Cucciarello sentía que le corría fuego por las
venas. Del agotamiento que lo había embargado un rato antes no quedaba ni una
pizca. El Gordo, en cambio, se había tirado a la sombra del grupo electrógeno y
roncaba como un bendito. Cuando empezó el incendio en las caravanas y el
campamento cayó presa de la confusión, a él se le ocurrió que su salvación
estaba cerca. Solo tenía que trepar unos cientos de metros por un camino
serpenteante y desaparecer en la fresca oscuridad de la caverna. Nadie como él
conocía los vericuetos de aquel laberinto, así que sonrió ante la posibilidad
de escabullirse. Iba por la mitad del trayecto cuando oyó que lo llamaban. El
abogado. El maldito abogado le apuntaba con una escopeta.
—¿Así
que ahí adentro es donde esconden el lingote de oro?—preguntó el hombre y
esbozó una sonrisa torcida —Entonces, me vas a ayudar a ganar.
Mi
instinto de director me condujo hacia el camino que subía hasta la caverna. Con
el corazón a punto de explotar, trepé y trepé por la escalinata de roca. ¡Y no
me equivocaba! La escena dramática se desarrollaba a pocos metros de la
entrada. El abogado apuntaba a uno de los guías con una escopeta mientras
mantenían un tenso diálogo. Levanté mi cámara para captar la situación y
entonces, a través del lente, lo vi. Detrás de una formación rocosa emergió la
figura lobuna de David Wojcik, el desollador de Wyoming.
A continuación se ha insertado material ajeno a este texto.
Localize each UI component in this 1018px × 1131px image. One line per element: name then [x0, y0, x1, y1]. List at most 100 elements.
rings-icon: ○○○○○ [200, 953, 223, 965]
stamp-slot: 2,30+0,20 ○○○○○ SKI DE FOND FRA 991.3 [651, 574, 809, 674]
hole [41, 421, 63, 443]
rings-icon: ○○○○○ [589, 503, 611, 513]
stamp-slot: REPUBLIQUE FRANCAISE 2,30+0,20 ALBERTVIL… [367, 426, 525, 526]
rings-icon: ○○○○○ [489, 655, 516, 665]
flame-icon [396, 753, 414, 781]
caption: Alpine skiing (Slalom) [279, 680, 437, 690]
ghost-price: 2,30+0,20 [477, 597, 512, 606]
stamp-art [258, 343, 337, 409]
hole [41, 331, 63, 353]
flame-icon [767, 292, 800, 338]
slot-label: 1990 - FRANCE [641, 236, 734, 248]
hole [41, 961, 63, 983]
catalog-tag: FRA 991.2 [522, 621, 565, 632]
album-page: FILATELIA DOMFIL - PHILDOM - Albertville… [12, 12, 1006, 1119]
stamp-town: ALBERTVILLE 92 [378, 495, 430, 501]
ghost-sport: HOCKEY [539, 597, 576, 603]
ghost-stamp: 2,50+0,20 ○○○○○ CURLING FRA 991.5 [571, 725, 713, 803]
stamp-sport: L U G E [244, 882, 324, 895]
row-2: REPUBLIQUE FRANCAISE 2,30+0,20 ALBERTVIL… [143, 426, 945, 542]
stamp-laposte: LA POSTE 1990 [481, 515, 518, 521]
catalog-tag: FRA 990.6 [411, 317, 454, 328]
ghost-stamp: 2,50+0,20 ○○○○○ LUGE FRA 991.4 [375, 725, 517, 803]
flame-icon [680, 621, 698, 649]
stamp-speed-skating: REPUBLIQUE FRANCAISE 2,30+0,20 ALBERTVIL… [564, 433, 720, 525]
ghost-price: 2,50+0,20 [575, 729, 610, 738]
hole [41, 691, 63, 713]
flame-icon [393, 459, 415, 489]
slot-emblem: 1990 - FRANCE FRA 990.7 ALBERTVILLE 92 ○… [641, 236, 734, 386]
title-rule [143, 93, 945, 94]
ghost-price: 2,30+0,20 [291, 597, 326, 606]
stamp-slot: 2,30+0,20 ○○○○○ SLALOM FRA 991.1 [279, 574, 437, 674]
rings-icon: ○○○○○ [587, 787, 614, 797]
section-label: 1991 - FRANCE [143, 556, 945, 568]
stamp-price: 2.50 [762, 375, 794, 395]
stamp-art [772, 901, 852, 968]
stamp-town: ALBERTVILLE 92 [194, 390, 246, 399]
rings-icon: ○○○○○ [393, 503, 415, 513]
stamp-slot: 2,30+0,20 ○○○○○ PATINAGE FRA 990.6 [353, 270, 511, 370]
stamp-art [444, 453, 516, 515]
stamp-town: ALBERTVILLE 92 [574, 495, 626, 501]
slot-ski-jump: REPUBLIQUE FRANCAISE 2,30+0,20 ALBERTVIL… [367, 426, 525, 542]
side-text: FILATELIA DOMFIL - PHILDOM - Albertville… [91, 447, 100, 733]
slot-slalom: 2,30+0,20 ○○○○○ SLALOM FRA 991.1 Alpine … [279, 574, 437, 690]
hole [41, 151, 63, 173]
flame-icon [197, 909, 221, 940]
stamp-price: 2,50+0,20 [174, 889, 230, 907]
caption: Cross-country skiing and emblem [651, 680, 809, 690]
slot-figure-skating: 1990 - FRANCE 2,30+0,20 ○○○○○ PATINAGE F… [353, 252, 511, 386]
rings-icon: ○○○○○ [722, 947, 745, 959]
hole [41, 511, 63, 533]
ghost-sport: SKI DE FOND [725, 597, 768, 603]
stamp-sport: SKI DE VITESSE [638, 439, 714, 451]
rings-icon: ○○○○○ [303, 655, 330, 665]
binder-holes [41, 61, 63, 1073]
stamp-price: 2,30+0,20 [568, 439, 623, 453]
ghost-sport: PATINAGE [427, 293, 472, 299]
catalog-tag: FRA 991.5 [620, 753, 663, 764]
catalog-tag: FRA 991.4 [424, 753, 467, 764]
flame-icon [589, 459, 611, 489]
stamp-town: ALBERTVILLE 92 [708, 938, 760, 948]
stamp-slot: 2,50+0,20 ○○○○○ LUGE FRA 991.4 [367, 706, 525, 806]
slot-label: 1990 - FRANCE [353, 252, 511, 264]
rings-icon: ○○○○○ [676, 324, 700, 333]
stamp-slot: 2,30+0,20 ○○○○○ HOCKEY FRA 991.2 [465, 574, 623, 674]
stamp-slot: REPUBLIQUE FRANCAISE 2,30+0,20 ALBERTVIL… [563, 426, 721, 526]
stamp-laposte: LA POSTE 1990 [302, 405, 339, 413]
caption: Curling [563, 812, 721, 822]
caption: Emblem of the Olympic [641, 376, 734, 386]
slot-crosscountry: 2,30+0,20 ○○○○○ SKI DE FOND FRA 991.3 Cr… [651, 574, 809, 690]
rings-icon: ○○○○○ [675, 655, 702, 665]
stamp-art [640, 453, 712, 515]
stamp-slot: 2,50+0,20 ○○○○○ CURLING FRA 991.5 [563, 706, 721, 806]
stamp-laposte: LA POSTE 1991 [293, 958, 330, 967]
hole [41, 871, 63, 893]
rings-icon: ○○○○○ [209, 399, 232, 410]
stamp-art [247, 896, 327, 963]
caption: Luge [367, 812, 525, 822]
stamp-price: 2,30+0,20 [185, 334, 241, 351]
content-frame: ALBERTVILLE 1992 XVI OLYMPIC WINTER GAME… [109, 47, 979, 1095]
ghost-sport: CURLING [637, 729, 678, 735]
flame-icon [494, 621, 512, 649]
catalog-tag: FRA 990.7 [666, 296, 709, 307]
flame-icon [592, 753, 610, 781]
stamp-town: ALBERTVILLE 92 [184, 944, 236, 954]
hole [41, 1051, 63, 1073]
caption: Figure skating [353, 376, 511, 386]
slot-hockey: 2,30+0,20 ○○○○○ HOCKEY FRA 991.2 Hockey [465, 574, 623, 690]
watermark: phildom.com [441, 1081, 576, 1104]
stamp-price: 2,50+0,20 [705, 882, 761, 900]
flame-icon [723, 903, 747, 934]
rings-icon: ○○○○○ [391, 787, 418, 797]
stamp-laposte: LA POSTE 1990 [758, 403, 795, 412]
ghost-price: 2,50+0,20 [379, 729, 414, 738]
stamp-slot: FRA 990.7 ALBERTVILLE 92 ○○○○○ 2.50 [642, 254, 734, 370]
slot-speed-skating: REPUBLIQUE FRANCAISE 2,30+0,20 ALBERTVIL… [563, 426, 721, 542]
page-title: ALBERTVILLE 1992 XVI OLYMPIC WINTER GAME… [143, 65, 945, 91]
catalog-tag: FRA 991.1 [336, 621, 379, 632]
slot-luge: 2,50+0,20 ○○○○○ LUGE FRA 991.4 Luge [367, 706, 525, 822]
—¡Cuidado atrás! —grité, ignorando que ese
sería el peor error de mi vida.
El
abogado, sobresaltado por mi advertencia, giró sobre sus talones y apretó el
gatillo. La perdigonada destrozó la Panasonic y arrancó mi mandíbula de cuajo. Vi
volar hueso, carne y cartílago como si fuera confeti. Se produjeron más
disparos y gritos, pero mi estado de shock me impidió entender quién había
liquidado a quién.
Como
en un trance, dejé atrás a todo el mundo y me tambaleé hasta la entrada de la
cueva. Se estaba bien ahí adentro. Tenía el mismo soplo de aire húmedo de las catedrales.
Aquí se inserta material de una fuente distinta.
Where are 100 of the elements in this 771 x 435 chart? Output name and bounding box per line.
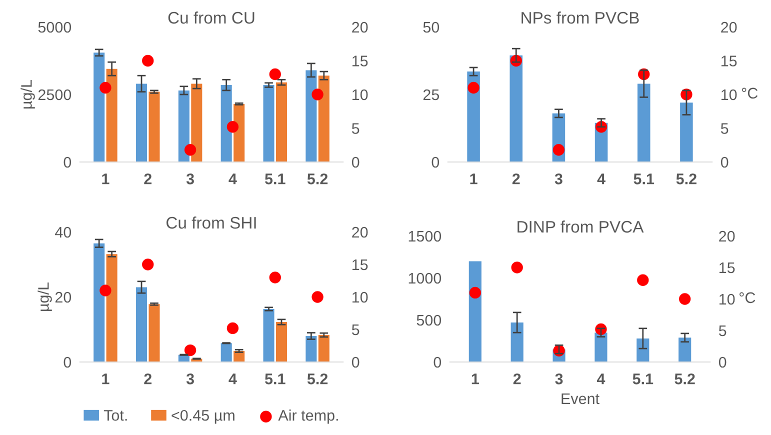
y2-tick-label: 20 bbox=[352, 226, 368, 238]
point bbox=[184, 144, 196, 156]
x-tick-label: 2 bbox=[144, 374, 152, 384]
x-tick-label: 3 bbox=[186, 174, 194, 184]
bar bbox=[276, 82, 288, 162]
bar bbox=[510, 55, 523, 162]
x-tick-label: 5.2 bbox=[307, 174, 328, 184]
y2-tick-label: 0 bbox=[718, 356, 726, 368]
point bbox=[312, 88, 324, 100]
point bbox=[468, 82, 480, 94]
y2-tick-label: 15 bbox=[722, 56, 737, 66]
point bbox=[226, 322, 239, 334]
bar bbox=[136, 287, 148, 362]
bar bbox=[306, 70, 317, 162]
bar bbox=[306, 336, 317, 362]
point bbox=[269, 68, 281, 80]
x-tick-label: 3 bbox=[555, 374, 563, 384]
y2-tick-label: 0 bbox=[720, 156, 728, 168]
bar bbox=[318, 335, 330, 362]
x-tick-label: 2 bbox=[144, 174, 152, 184]
x-tick-label: 3 bbox=[186, 374, 194, 384]
x-axis-title: Event bbox=[562, 393, 600, 404]
x-tick-label: 1 bbox=[470, 174, 478, 184]
x-tick-label: 5.2 bbox=[676, 174, 696, 184]
point bbox=[469, 286, 482, 299]
y2-tick-label: 10 bbox=[720, 294, 735, 305]
y-tick-label: 5000 bbox=[38, 22, 72, 33]
x-tick-label: 5.1 bbox=[632, 374, 654, 384]
bar bbox=[467, 72, 480, 162]
x-tick-label: 5.2 bbox=[307, 374, 328, 384]
x-tick-label: 4 bbox=[228, 374, 237, 384]
bar bbox=[263, 309, 274, 362]
y-tick-label: 40 bbox=[55, 226, 72, 238]
point bbox=[100, 82, 112, 94]
bar bbox=[148, 92, 160, 162]
bar bbox=[680, 102, 693, 162]
bar bbox=[510, 322, 524, 362]
y2-tick-label: 5 bbox=[352, 324, 360, 336]
y-tick-label: 500 bbox=[416, 314, 442, 326]
x-tick-label: 2 bbox=[513, 374, 521, 384]
x-tick-label: 5.1 bbox=[264, 374, 286, 384]
y2-tick-label: 5 bbox=[352, 123, 360, 134]
y-axis-title: µg/L bbox=[38, 282, 52, 311]
x-tick-label: 4 bbox=[597, 174, 606, 184]
y-tick-label: 1000 bbox=[408, 272, 442, 284]
y2-tick-label: 20 bbox=[719, 230, 735, 242]
bar bbox=[594, 332, 608, 362]
y2-tick-label: 20 bbox=[721, 22, 737, 33]
bar bbox=[148, 304, 160, 362]
x-tick-label: 1 bbox=[102, 174, 110, 184]
legend-label: Air temp. bbox=[278, 410, 338, 424]
y-tick-label: 0 bbox=[432, 156, 440, 168]
bar bbox=[106, 68, 118, 162]
x-tick-label: 4 bbox=[228, 174, 237, 184]
y-tick-label: 1500 bbox=[408, 230, 442, 242]
bar bbox=[637, 84, 650, 162]
legend-label: <0.45 µm bbox=[172, 410, 234, 424]
y-tick-label: 20 bbox=[55, 292, 72, 303]
bar bbox=[178, 90, 190, 162]
point bbox=[100, 284, 112, 296]
legend-label: Tot. bbox=[104, 410, 127, 421]
point bbox=[552, 144, 565, 156]
y-tick-label: 2500 bbox=[38, 89, 72, 100]
y2-tick-label: 20 bbox=[352, 22, 368, 33]
bar bbox=[263, 85, 274, 162]
x-tick-label: 1 bbox=[472, 374, 479, 384]
y2-axis-title: °C bbox=[740, 292, 756, 304]
x-tick-label: 2 bbox=[512, 174, 520, 184]
chart-title: NPs from PVCB bbox=[522, 11, 639, 24]
chart-title: Cu from CU bbox=[168, 11, 254, 24]
x-tick-label: 4 bbox=[596, 374, 606, 384]
bar bbox=[318, 76, 330, 162]
x-tick-label: 5.1 bbox=[634, 174, 654, 184]
y2-tick-label: 10 bbox=[352, 89, 368, 100]
bar bbox=[234, 104, 245, 162]
x-tick-label: 1 bbox=[102, 374, 110, 384]
bar bbox=[94, 243, 105, 362]
y2-axis-title: °C bbox=[742, 88, 758, 99]
x-tick-label: 5.2 bbox=[674, 374, 695, 384]
y-tick-label: 50 bbox=[423, 22, 440, 33]
bar bbox=[106, 254, 118, 362]
point bbox=[312, 291, 324, 303]
y-axis-title: µg/L bbox=[20, 80, 35, 108]
chart-title: Cu from SHI bbox=[166, 216, 256, 229]
y2-tick-label: 5 bbox=[718, 326, 726, 336]
bar bbox=[636, 338, 650, 362]
point bbox=[226, 121, 239, 133]
y2-tick-label: 15 bbox=[720, 262, 735, 274]
bar bbox=[136, 84, 148, 162]
y-tick-label: 25 bbox=[423, 89, 440, 100]
point bbox=[269, 272, 281, 284]
point bbox=[678, 293, 691, 305]
point bbox=[142, 54, 154, 67]
y2-tick-label: 0 bbox=[352, 356, 360, 368]
bar bbox=[220, 343, 232, 362]
y2-tick-label: 10 bbox=[722, 89, 737, 100]
bar bbox=[191, 84, 202, 162]
point bbox=[637, 274, 649, 286]
bar bbox=[678, 338, 692, 362]
y-tick-label: 0 bbox=[64, 356, 72, 368]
Me recosté sobre la arenilla y dejé que se escurriera entre mis dedos. Necesitaba
descansar, cerrar los ojos un rato. No me percaté de la presencia del cirujano
plástico hasta que su cara desquiciada se asomó en mi campo visual. Abrió su
maletín y, luego de examinarme, dijo que no me preocupara, que podía arreglarlo.
La
escena más patética de la temporada no fue captada para la posteridad; argumenté
en defensa propia sin la ayuda de mi maxilar inferior.
***
En
cuatro páginas de Word, adecuado a cualquier género, respeta la siguiente
premisa: «Herido de
muerte por un ataque, alguien logra escapar y corre frenéticamente hasta
encontrar una pequeña cueva que, erróneamente, toma por su salvación».